Wenn wir jetzt dieses Konzept noch aus dem geschützten Raum einer Veranstaltung vor Ort ins offene Netz übertragen, dann sind wir mitten im Corporate Learning 2.0 (CL20) MOOC, einem «Massive Open Online Course», der vom 5. September bis 7. November 2015 stattfand. Seine Leitfrage lautete: «Wie gestalten wir zukünftig das Lernen in Organisationen?» Und um gleich auf eine weitere Besonderheit dieses Online-Kurses hinzuweisen: Jede der acht Wochen wurde von einem anderen Unternehmen gestaltet.
Auch hier hat der Veranstalter Corporate Learning Alliance, ein Zusammenschluss unabhängiger Bildungsexperten, versucht, neue Wege zu gehen.

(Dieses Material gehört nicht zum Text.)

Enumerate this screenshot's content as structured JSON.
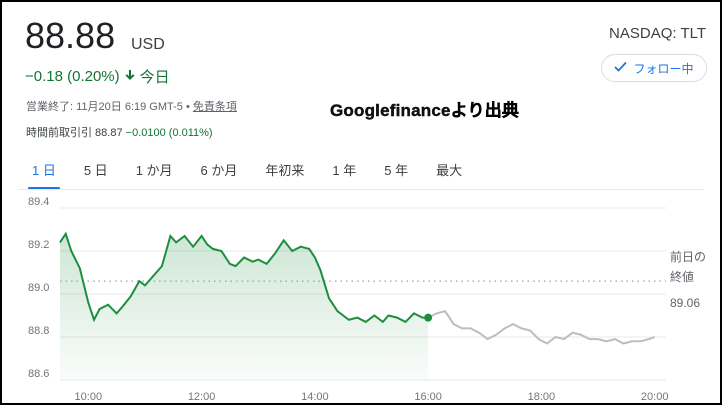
{
  "quote": {
    "price": "88.88",
    "currency": "USD",
    "change": "−0.18 (0.20%)",
    "change_period": "今日",
    "exchange_ticker": "NASDAQ: TLT",
    "follow_label": "フォロー中",
    "close_info": "営業終了: 11月20日 6:19 GMT-5 • ",
    "disclaimer": "免責条項",
    "premarket_label": "時間前取引引 88.87",
    "premarket_change": "−0.0100 (0.011%)"
  },
  "watermark": "Googlefinanceより出典",
  "tabs": [
    "1 日",
    "5 日",
    "1 か月",
    "6 か月",
    "年初来",
    "1 年",
    "5 年",
    "最大"
  ],
  "active_tab": 0,
  "prev_close": {
    "label_line1": "前日の",
    "label_line2": "終値",
    "value": "89.06"
  },
  "colors": {
    "up_green": "#1e8e3e",
    "after_hours_gray": "#bdbdbd",
    "accent_blue": "#1a73e8"
  },
  "chart_data": {
    "type": "line",
    "y_ticks": [
      "89.4",
      "89.2",
      "89.0",
      "88.8",
      "88.6"
    ],
    "x_ticks": [
      "10:00",
      "12:00",
      "14:00",
      "16:00",
      "18:00",
      "20:00"
    ],
    "ylim": [
      88.6,
      89.4
    ],
    "xlim": [
      9.5,
      20.2
    ],
    "reference_line": 89.06,
    "series": [
      {
        "x": [
          9.5,
          9.6,
          9.7,
          9.85,
          10.0,
          10.1,
          10.2,
          10.35,
          10.5,
          10.6,
          10.75,
          10.9,
          11.0,
          11.1,
          11.2,
          11.3,
          11.45,
          11.55,
          11.7,
          11.85,
          12.0,
          12.1,
          12.2,
          12.35,
          12.5,
          12.6,
          12.75,
          12.9,
          13.0,
          13.15,
          13.3,
          13.45,
          13.6,
          13.75,
          13.9,
          14.0,
          14.1,
          14.25,
          14.4,
          14.5,
          14.6,
          14.75,
          14.9,
          15.05,
          15.2,
          15.3,
          15.45,
          15.6,
          15.75,
          15.9,
          16.0
        ],
        "y": [
          89.24,
          89.28,
          89.2,
          89.12,
          88.96,
          88.88,
          88.93,
          88.95,
          88.91,
          88.94,
          88.99,
          89.06,
          89.04,
          89.07,
          89.1,
          89.13,
          89.27,
          89.24,
          89.27,
          89.22,
          89.27,
          89.23,
          89.21,
          89.2,
          89.14,
          89.13,
          89.17,
          89.15,
          89.16,
          89.14,
          89.19,
          89.25,
          89.2,
          89.22,
          89.21,
          89.17,
          89.11,
          88.98,
          88.92,
          88.9,
          88.88,
          88.89,
          88.87,
          88.9,
          88.87,
          88.9,
          88.89,
          88.87,
          88.91,
          88.89,
          88.89
        ]
      },
      {
        "x": [
          16.0,
          16.15,
          16.3,
          16.45,
          16.6,
          16.75,
          16.9,
          17.05,
          17.2,
          17.35,
          17.5,
          17.65,
          17.8,
          17.95,
          18.1,
          18.25,
          18.4,
          18.55,
          18.7,
          18.85,
          19.0,
          19.15,
          19.3,
          19.45,
          19.6,
          19.75,
          19.9,
          20.0
        ],
        "y": [
          88.89,
          88.91,
          88.92,
          88.86,
          88.84,
          88.84,
          88.82,
          88.79,
          88.81,
          88.84,
          88.86,
          88.84,
          88.83,
          88.79,
          88.77,
          88.8,
          88.79,
          88.82,
          88.81,
          88.79,
          88.79,
          88.78,
          88.79,
          88.77,
          88.78,
          88.78,
          88.79,
          88.8
        ]
      }
    ],
    "grid": "horizontal dotted"
  }
}
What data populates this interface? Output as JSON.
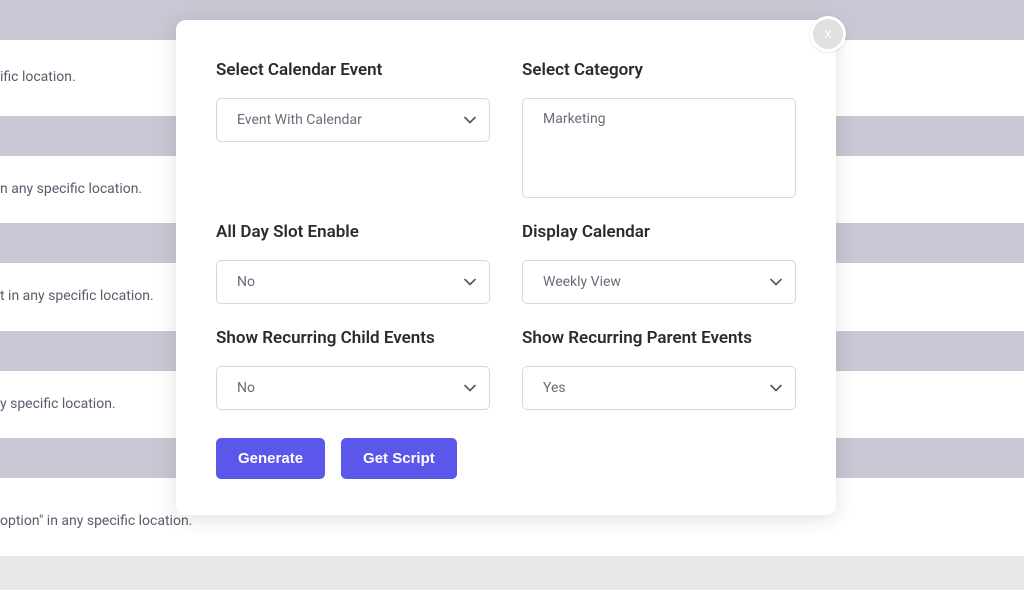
{
  "background": {
    "rows": [
      "ific location.",
      "n any specific location.",
      "t in any specific location.",
      "y specific location.",
      "option\" in any specific location."
    ]
  },
  "modal": {
    "close_label": "x",
    "fields": {
      "calendar_event": {
        "label": "Select Calendar Event",
        "value": "Event With Calendar"
      },
      "category": {
        "label": "Select Category",
        "value": "Marketing"
      },
      "all_day_slot": {
        "label": "All Day Slot Enable",
        "value": "No"
      },
      "display_calendar": {
        "label": "Display Calendar",
        "value": "Weekly View"
      },
      "recurring_child": {
        "label": "Show Recurring Child Events",
        "value": "No"
      },
      "recurring_parent": {
        "label": "Show Recurring Parent Events",
        "value": "Yes"
      }
    },
    "buttons": {
      "generate": "Generate",
      "get_script": "Get Script"
    }
  }
}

Denn bisher standen viele Bildungscommunities und Bildungsangebote im Netz oft vor der Herausforderung, die Corporate Learning-Experten in den Unternehmen und Organisationen zu erreichen. Deshalb entstand die Idee, verschiedene Unternehmen zu Gastgebern des CL20 zu machen und damit auch Interessierte anzusprechen, die sonst eher einen Bogen um Angebote im Netz machen.

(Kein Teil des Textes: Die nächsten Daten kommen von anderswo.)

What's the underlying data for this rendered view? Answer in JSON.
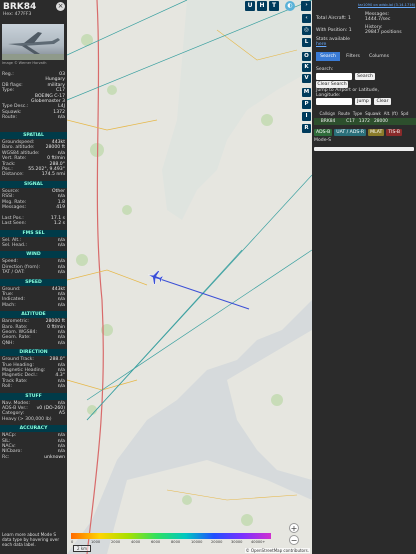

Acht Unternehmen machten mit
Diese Ziele, das kann im Rückblick gesagt werden, wurden erreicht. Es gab keine Probleme, acht Unternehmen zu gewinnen, die bereit waren, ihre Weiterbildungsthemen, -projekte und -pläne im Rahmen eines Online-Kurses zu präsentieren:
- Die Deutsche Bahn Training lud ein, über ihr Projekt «Next Education» zu diskutieren.

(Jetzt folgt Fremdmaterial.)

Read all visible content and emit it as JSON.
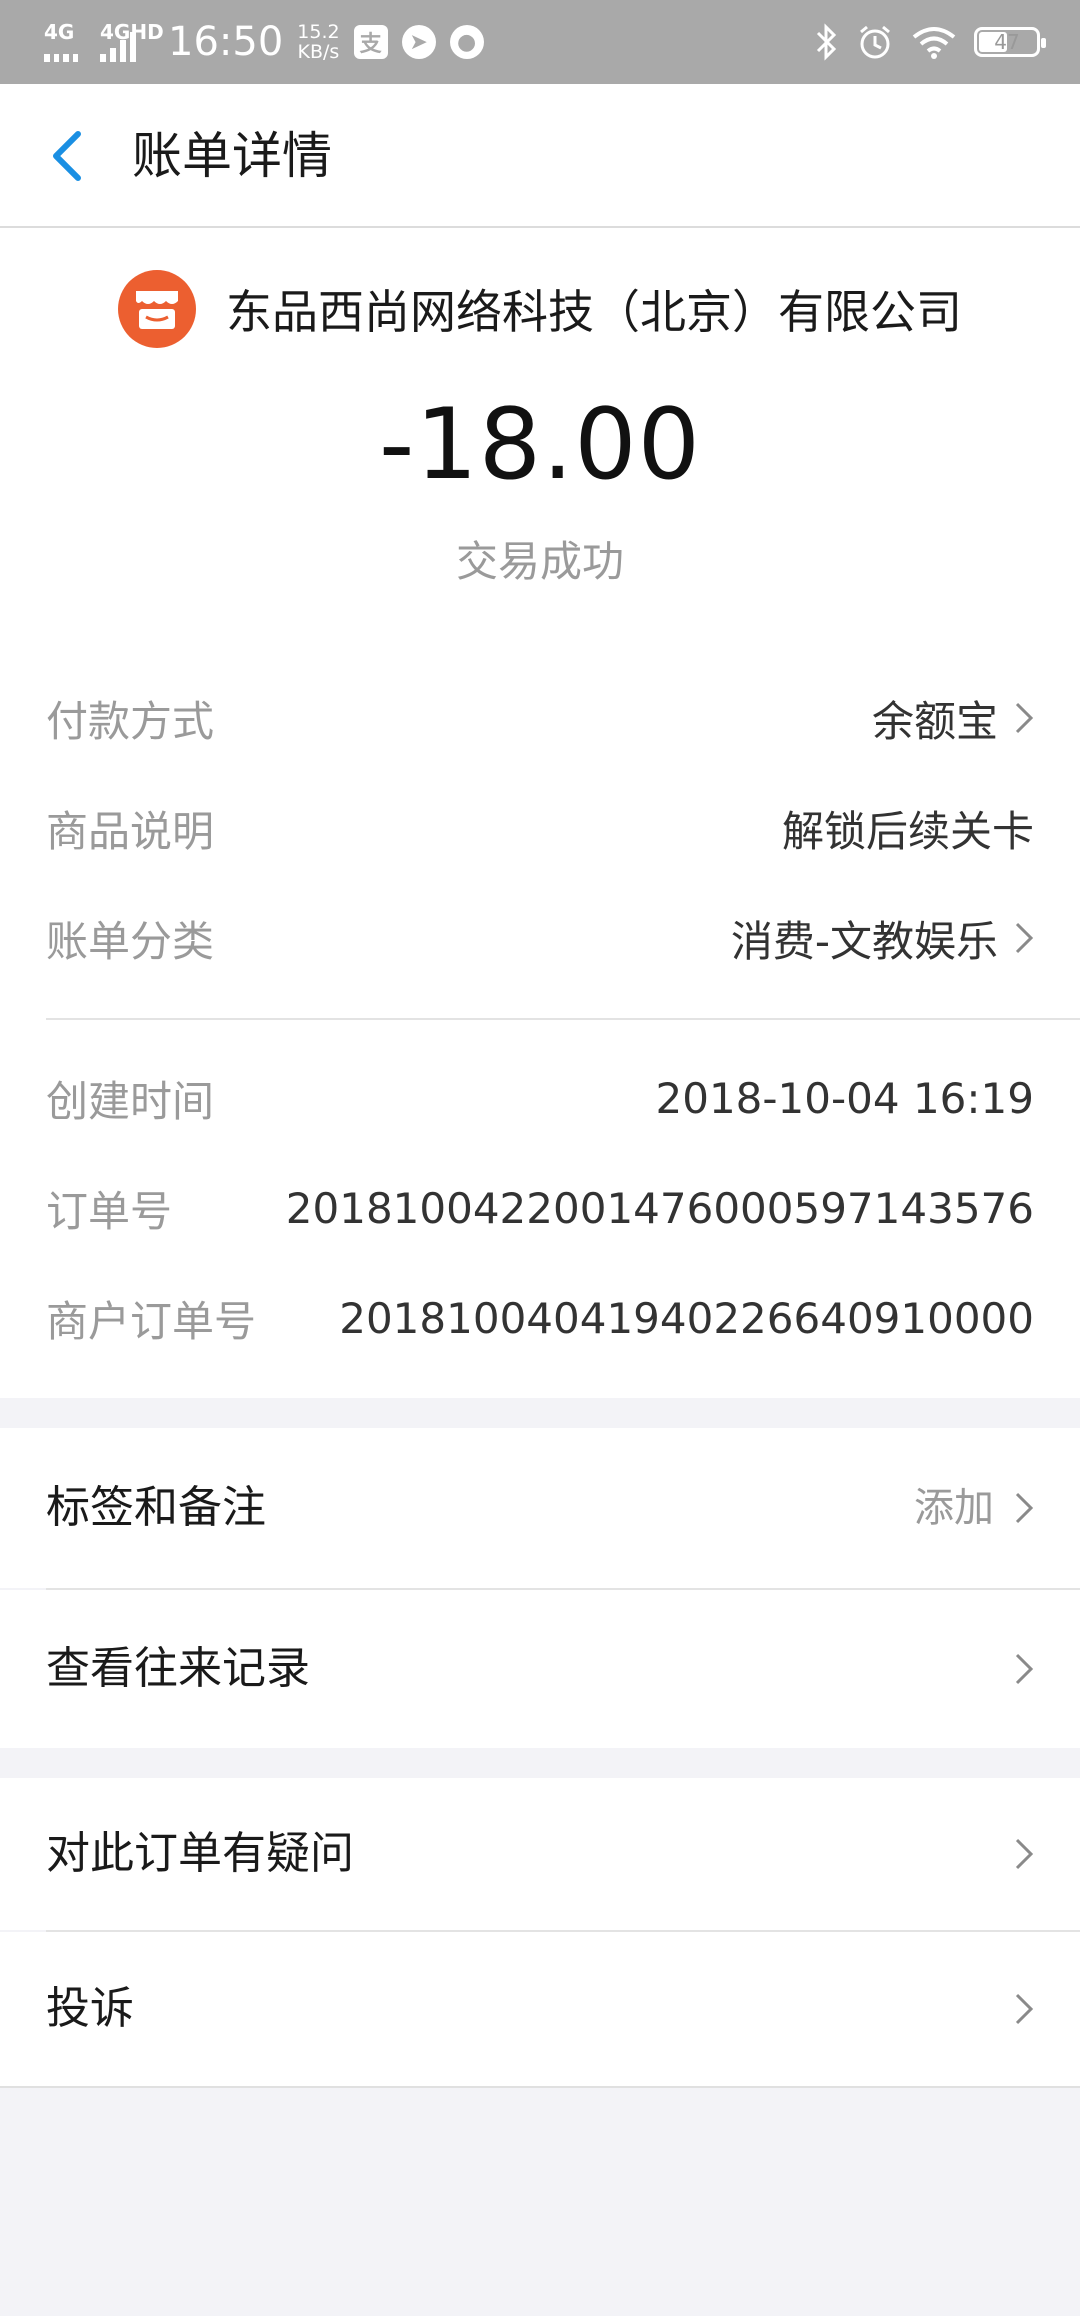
{
  "status_bar": {
    "net1": "4G",
    "net2": "4GHD",
    "time": "16:50",
    "speed_value": "15.2",
    "speed_unit": "KB/s",
    "battery": "47"
  },
  "nav": {
    "title": "账单详情"
  },
  "merchant": {
    "name": "东品西尚网络科技（北京）有限公司",
    "amount": "-18.00",
    "status": "交易成功"
  },
  "details_group1": [
    {
      "label": "付款方式",
      "value": "余额宝",
      "chevron": true
    },
    {
      "label": "商品说明",
      "value": "解锁后续关卡",
      "chevron": false
    },
    {
      "label": "账单分类",
      "value": "消费-文教娱乐",
      "chevron": true
    }
  ],
  "details_group2": [
    {
      "label": "创建时间",
      "value": "2018-10-04 16:19"
    },
    {
      "label": "订单号",
      "value": "2018100422001476000597143576"
    },
    {
      "label": "商户订单号",
      "value": "20181004041940226640910000"
    }
  ],
  "menu": {
    "tags": {
      "label": "标签和备注",
      "hint": "添加"
    },
    "history": {
      "label": "查看往来记录"
    },
    "question": {
      "label": "对此订单有疑问"
    },
    "complain": {
      "label": "投诉"
    }
  },
  "colors": {
    "accent": "#1a8fe3",
    "merchant_logo": "#ec5f30",
    "status_bar": "#a9a9a9"
  }
}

- Die Swisscom wollte Erfahrungen sammeln, wie man das digitale Lernen attraktiver machen kann.
- Der ÖAMTC, der Österreichische Automobil-, Motorrad- und Touringclub, setzte die «Expedition Führung», also die Verbindung von Führungskräften und selbstgesteuertes Lernen, auf die Agenda.
- Festo steuerte die Frage bei, wie man formales Training mit informellen und sozialen Lernaktivitäten verbinden kann.
- Miele fragte sich und die Teilnehmer, ob es in Zeiten offener Kurse noch geschlossene Lernplattformen braucht.
- SICK Safety diskutierte, wie Trainingsabteilungen das informelle Lernen unterstützen können.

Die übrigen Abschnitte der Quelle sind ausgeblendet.